The Alliance estimates that US government research on microbicides will amount to $49 million in the coming fiscal year. That is more than twice the amount spent in the 1997 fiscal year. Still, it is only about a tenth of what the government spends on vaccine research for HIV alone.
While waiting for a feasible microbicide, Nancy Padian of UCSF points out in the September 7, 2001 edition of the journal AIDS that the relatively fragile lining in the cervical canal – and the aspiration of fluids through that canal into the uterus – are what make women more vulnerable to STDs than men. A diaphragm coated on both sides with microbicide would provide a large measure of cervical and upper genital tract protection even in the absence of condoms.
"The diaphragm is prototype for other products that might be massively distributed," Padian commented. What would a mass-produced, presumably disposable, device look like? How much extra protection would it provide? Research and development are only beginning in this area.
Thomas Quinn pointed out at the CDC conference that a similar vulnerable area exists under men’s penile foreskins. Circumcision eliminates the sensitive tissue. In Quinn’s study, none of the circumcised HIV-negative men acquired the virus from their spouses. In contrast to the research on women’s cervixes, a number of studies have been done on the protective effect of circumcision on African men. Male circumcision was a widely practiced coming-of-age ceremony in Africa before Christian missionaries made their influence felt. A recent op-ed column in the Washington Post noted that 35 African studies have been conducted on the protective effect of circumcision. It appears to reduce HIV transmission by more than half (Daniel Halperin and Brian Williams, Washington Post, Sunday, August 26 2001; B01).

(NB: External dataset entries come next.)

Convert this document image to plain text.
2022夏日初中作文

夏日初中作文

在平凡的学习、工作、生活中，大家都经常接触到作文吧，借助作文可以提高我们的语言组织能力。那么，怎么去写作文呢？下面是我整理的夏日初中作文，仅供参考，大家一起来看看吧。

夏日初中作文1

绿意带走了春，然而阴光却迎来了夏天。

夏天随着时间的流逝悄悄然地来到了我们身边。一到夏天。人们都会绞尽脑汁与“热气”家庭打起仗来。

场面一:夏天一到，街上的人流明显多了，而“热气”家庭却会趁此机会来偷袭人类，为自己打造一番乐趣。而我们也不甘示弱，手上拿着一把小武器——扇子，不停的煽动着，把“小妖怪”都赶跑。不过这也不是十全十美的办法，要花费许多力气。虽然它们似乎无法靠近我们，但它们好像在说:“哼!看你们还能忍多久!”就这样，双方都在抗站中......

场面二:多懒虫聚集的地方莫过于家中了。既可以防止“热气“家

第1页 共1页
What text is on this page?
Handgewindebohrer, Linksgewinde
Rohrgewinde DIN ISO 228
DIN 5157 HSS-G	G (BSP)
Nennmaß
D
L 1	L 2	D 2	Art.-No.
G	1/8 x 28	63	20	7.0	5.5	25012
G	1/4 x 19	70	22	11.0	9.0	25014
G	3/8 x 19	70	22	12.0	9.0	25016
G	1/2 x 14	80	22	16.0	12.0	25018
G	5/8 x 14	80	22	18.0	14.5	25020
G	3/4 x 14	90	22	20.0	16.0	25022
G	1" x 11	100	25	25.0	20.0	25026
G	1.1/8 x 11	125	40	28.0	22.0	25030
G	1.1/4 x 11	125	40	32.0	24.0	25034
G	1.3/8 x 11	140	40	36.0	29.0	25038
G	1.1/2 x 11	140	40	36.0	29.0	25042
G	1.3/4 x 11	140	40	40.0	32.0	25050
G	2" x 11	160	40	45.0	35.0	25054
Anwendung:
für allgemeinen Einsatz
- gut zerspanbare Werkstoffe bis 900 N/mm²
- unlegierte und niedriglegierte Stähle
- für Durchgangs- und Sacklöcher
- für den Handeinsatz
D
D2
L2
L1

None of these measures – including use of condoms – will prove perfect in the real world. Together, though, they provide a range of options that allow individuals to build a personal prevention program. In one conference presentation, Richard Wolitsky of the CDC described the use of relative-risk models to fit personal strategies with one’s acceptable level of risk (abstract 1044). These calculations are not obvious: Protective methods that seem less efficacious may turn out to be more so because they are easier to apply consistently than condoms or abstinence might be.

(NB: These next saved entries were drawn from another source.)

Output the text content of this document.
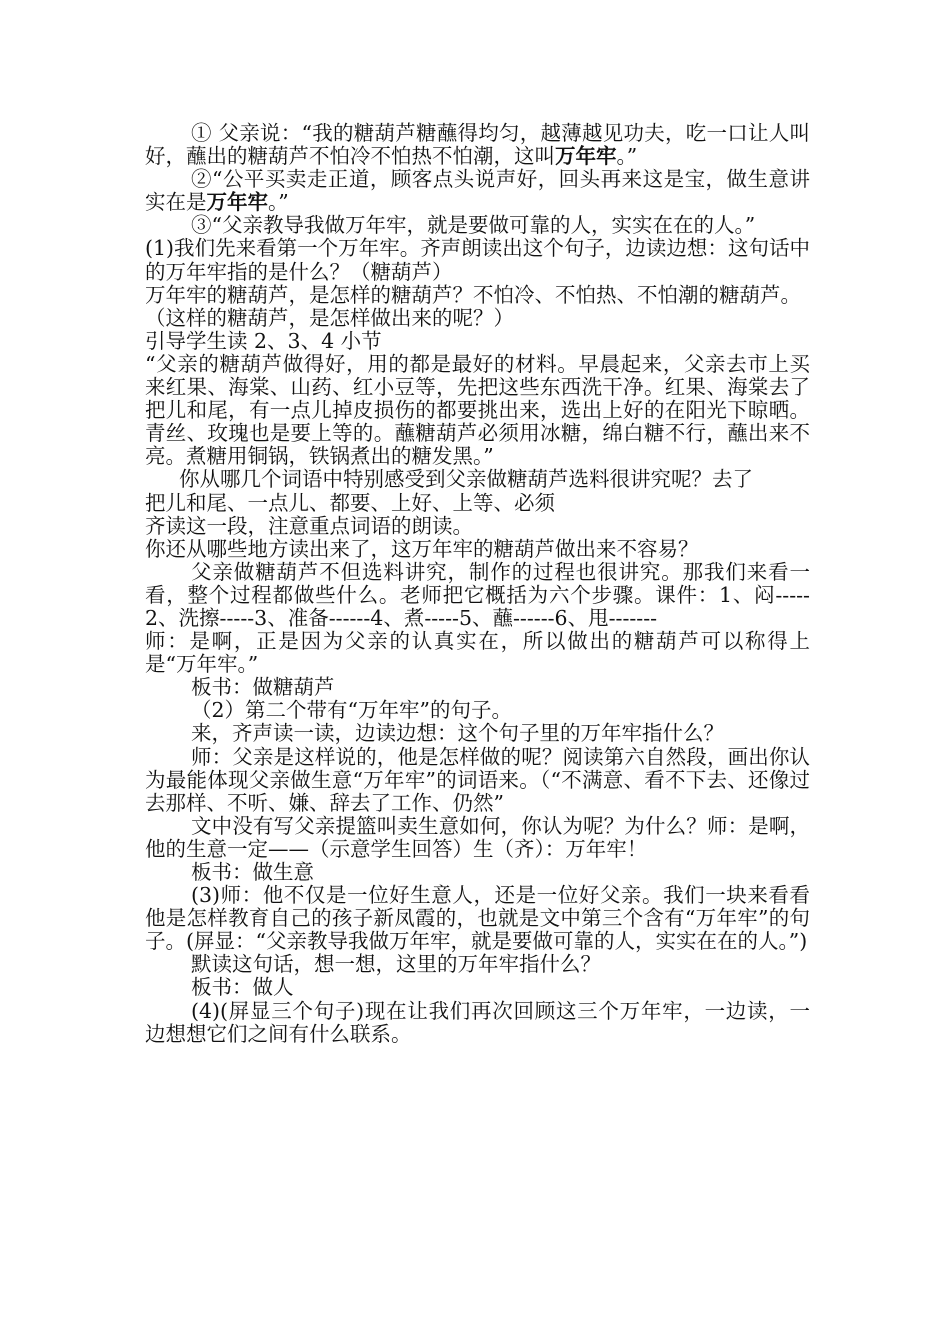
① 父亲说：“我的糖葫芦糖蘸得均匀，越薄越见功夫，吃一口让人叫好，蘸出的糖葫芦不怕冷不怕热不怕潮，这叫万年牢。”

②“公平买卖走正道，顾客点头说声好，回头再来这是宝，做生意讲实在是万年牢。”

③“父亲教导我做万年牢，就是要做可靠的人，实实在在的人。”

(1)我们先来看第一个万年牢。齐声朗读出这个句子，边读边想：这句话中的万年牢指的是什么？（糖葫芦）

万年牢的糖葫芦，是怎样的糖葫芦？不怕冷、不怕热、不怕潮的糖葫芦。

（这样的糖葫芦，是怎样做出来的呢？）

引导学生读 2、3、4 小节

“父亲的糖葫芦做得好，用的都是最好的材料。早晨起来，父亲去市上买来红果、海棠、山药、红小豆等，先把这些东西洗干净。红果、海棠去了把儿和尾，有一点儿掉皮损伤的都要挑出来，选出上好的在阳光下晾晒。青丝、玫瑰也是要上等的。蘸糖葫芦必须用冰糖，绵白糖不行，蘸出来不亮。煮糖用铜锅，铁锅煮出的糖发黑。”

你从哪几个词语中特别感受到父亲做糖葫芦选料很讲究呢？去了

把儿和尾、一点儿、都要、上好、上等、必须

齐读这一段，注意重点词语的朗读。

你还从哪些地方读出来了，这万年牢的糖葫芦做出来不容易？

父亲做糖葫芦不但选料讲究，制作的过程也很讲究。那我们来看一看，整个过程都做些什么。老师把它概括为六个步骤。课件：1、闷-----2、洗擦-----3、准备------4、煮-----5、蘸------6、甩-------

师：是啊，正是因为父亲的认真实在，所以做出的糖葫芦可以称得上是“万年牢。”

板书：做糖葫芦

（2）第二个带有“万年牢”的句子。

来，齐声读一读，边读边想：这个句子里的万年牢指什么？

师：父亲是这样说的，他是怎样做的呢？阅读第六自然段，画出你认为最能体现父亲做生意“万年牢”的词语来。（“不满意、看不下去、还像过去那样、不听、嫌、辞去了工作、仍然”

文中没有写父亲提篮叫卖生意如何，你认为呢？为什么？师：是啊，他的生意一定——（示意学生回答）生（齐）：万年牢！

板书：做生意

(3)师：他不仅是一位好生意人，还是一位好父亲。我们一块来看看他是怎样教育自己的孩子新凤霞的，也就是文中第三个含有“万年牢”的句子。(屏显：“父亲教导我做万年牢，就是要做可靠的人，实实在在的人。”)

默读这句话，想一想，这里的万年牢指什么？

板书：做人

(4)(屏显三个句子)现在让我们再次回顾这三个万年牢，一边读，一边想想它们之间有什么联系。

By Wolitsky’s calculations, use of a condom, assurance that a partner has tested HIV-negative, or receptive oral intercourse each bring down the risk of acquiring HIV to almost one in 100,000 for gay men. Combining all three brings the risk of HIV down to one in 100 million.

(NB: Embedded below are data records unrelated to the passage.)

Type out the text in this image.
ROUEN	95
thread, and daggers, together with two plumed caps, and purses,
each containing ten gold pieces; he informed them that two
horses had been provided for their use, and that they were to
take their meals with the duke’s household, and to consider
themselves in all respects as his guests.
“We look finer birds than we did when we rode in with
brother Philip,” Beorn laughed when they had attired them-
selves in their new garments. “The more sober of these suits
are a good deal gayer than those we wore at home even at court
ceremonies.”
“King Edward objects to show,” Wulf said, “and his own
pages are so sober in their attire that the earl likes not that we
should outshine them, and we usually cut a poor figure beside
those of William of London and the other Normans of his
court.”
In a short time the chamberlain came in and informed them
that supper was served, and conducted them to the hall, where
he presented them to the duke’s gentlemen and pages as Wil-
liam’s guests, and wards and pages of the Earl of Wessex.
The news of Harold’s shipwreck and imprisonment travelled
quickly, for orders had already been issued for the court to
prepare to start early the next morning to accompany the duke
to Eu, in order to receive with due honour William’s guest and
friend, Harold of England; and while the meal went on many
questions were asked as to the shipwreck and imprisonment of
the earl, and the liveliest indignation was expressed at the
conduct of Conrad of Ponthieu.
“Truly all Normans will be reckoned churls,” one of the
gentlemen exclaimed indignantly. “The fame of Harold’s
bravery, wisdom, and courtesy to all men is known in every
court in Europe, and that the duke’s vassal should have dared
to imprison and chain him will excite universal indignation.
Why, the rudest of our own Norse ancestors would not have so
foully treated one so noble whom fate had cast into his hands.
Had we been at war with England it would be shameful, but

Personal risk-reduction strategizing is about to become much more straightforward. A variety of rapid HIV tests (RTs) are coming on the market that have accuracy comparable to standard tests (abstracts 166, 802 and 1009). "Voluntary testing and counseling" (VTC) centers could then combine testing and risk-reduction planning in a single session. This would greatly enhance their ability to identify and work intensively with those who are HIV-positive and those most likely to become so. At present, testing and final counseling are separated by the week or two needed to receive the test results. Many people are lost when they fail to return for their test results.